LaunchDarkly, A Startup That Helps Companies Soft-Launch Features, Raises $2.6M

Whenever many large technology have a new feature they want to test, they roll it out to a small set of users before letting it go live. That those companies get feedback on the feature and iron out any bugs, and also roll back the changes quickly if anything is wrong or if the users don’t like it. But that requires teams of people to maintain those tools, and smaller startups don’t really have the resources to build them.

Now there’s a startup called LaunchDarkly that’s bringing those tools to other companies to do just that. The company is coming out of beta later this month, and said it has raised $2.6 million in order to invest more in its tools.

Here’s how it works: whenever a company tests a new feature, the code for both the original version of the tech and the new feature are both actually live. With LaunchDarkly, a company can activate the new code for only a small set of users to test new features before launching.

The company launched in 2014 when Edith Harbaugh had a couple meetings with developers, including one who had just left Amazon. That former Amazon director was upset that he didn’t have the same tools that he had at Amazon, and it was a problem Harbaugh was very familiar with from her days at TripIt and other companies. For example, she dealt with a situation where a new feature was launched and it broke another part of the service, and each subsequent attempt at fixing the broken part resulted in a new broken part.

“I’ve been in engineering for 15 years, and I’ve been part of some epicly bad releases,” she said. “I’ve seen so many releases go so bad for so many different reasons. You can never really know how your product is really gonna work until it’s actually out in the hands of customers. You can do usability studies, quality assurance, but it’s your users that are always gonna give you the feedback. That was the realization I made — if you can get actual features out to people sooner, you can get better and better feedback.”

LaunchDarkly founders edith harbaugh john komudalHer co-founder John Kodumal — who went to school with Harbaugh — happened to have a Ph.D. in computer science and statistics, and felt that he knew how to build the tools. So they decided to spin it into a company and have enlisted investors like SoftTech VC in order to make it a reality.

The surprise to the pair, she said, was that it was a tool that larger companies were also interested in using beyond just startups.

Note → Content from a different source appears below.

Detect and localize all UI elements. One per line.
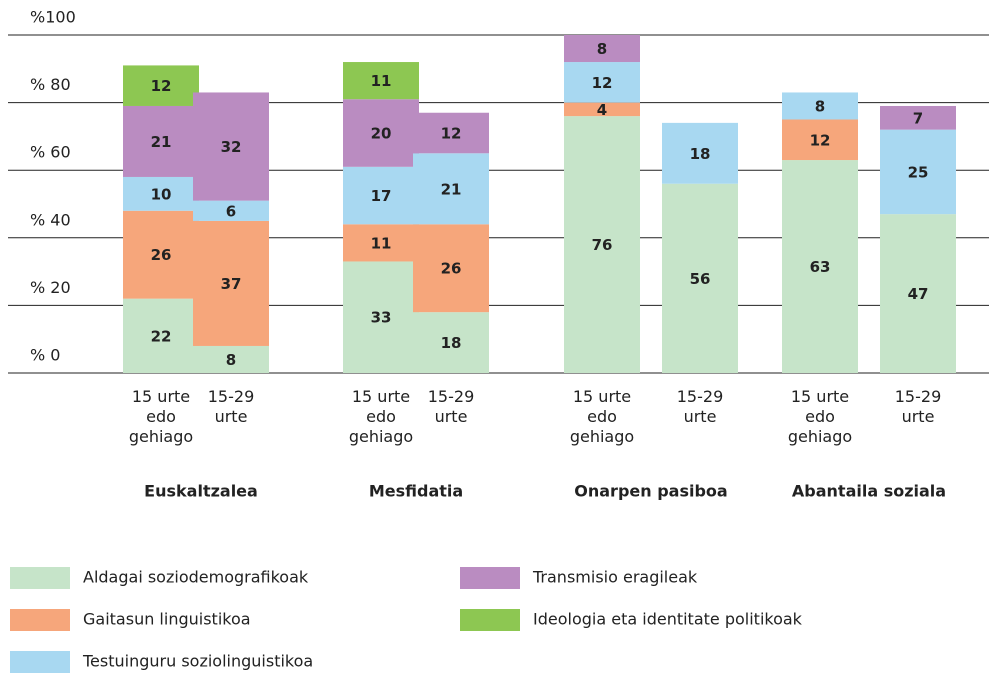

While other companies have used it as a competitive edge, it had been something that was lacking at technology companies of all sizes, meaning that there was a large market for those kinds of tools — and a massive opportunity for a company to come in and build a business.

That’s because if a launch goes poorly — and many often do — it can not only alienate a user base, but also potential customers. And if too many launches go poorly, it can inadvertently drive a service, or even a business, into the ground. Many startups have become popular simply on the basis of being easier to use than other kinds of software that have poor user experiences. And tools like LaunchDarkly help startups and technology companies refine their products more quickly to fit the needs and wants of users.

“We’re separating out the business logic from the actual code,” Harbaugh said. “You don’t have to hack behavior any more; you have a way to control it. You can turn a feature on and off for an entire country, which is a pretty standard best practice — if you launch a feature in Canada first, and it goes well, you launch it in North America.”

LaunchDarkly, like other software as a service companies, uses a subscription model for its tools. Developers get a dashboard that allows them to get real-time feedback and toggle soft launches with small sets of users. The tools apply to massive user bases or even small ones — where only 20 users end up testing the product. LaunchDarkly then integrates with other services that measure the performance and success of those new features in order to help those companies decide which ones are doing well.

For now, LaunchDarkly is focusing on commerce and SaaS companies, but a tool like this has pretty obvious implications in other parts of the tech universe.

One great example is video games, where companies often roll out massive updates and patches and then proceed to hotfix things along the way, and run beta servers that allow users to opt-in to test those features. It would allow game developers to tweak small things and test them with a live user group — not a group that is tolerant of bugs and opts in to beta tests — and figure out which ones work.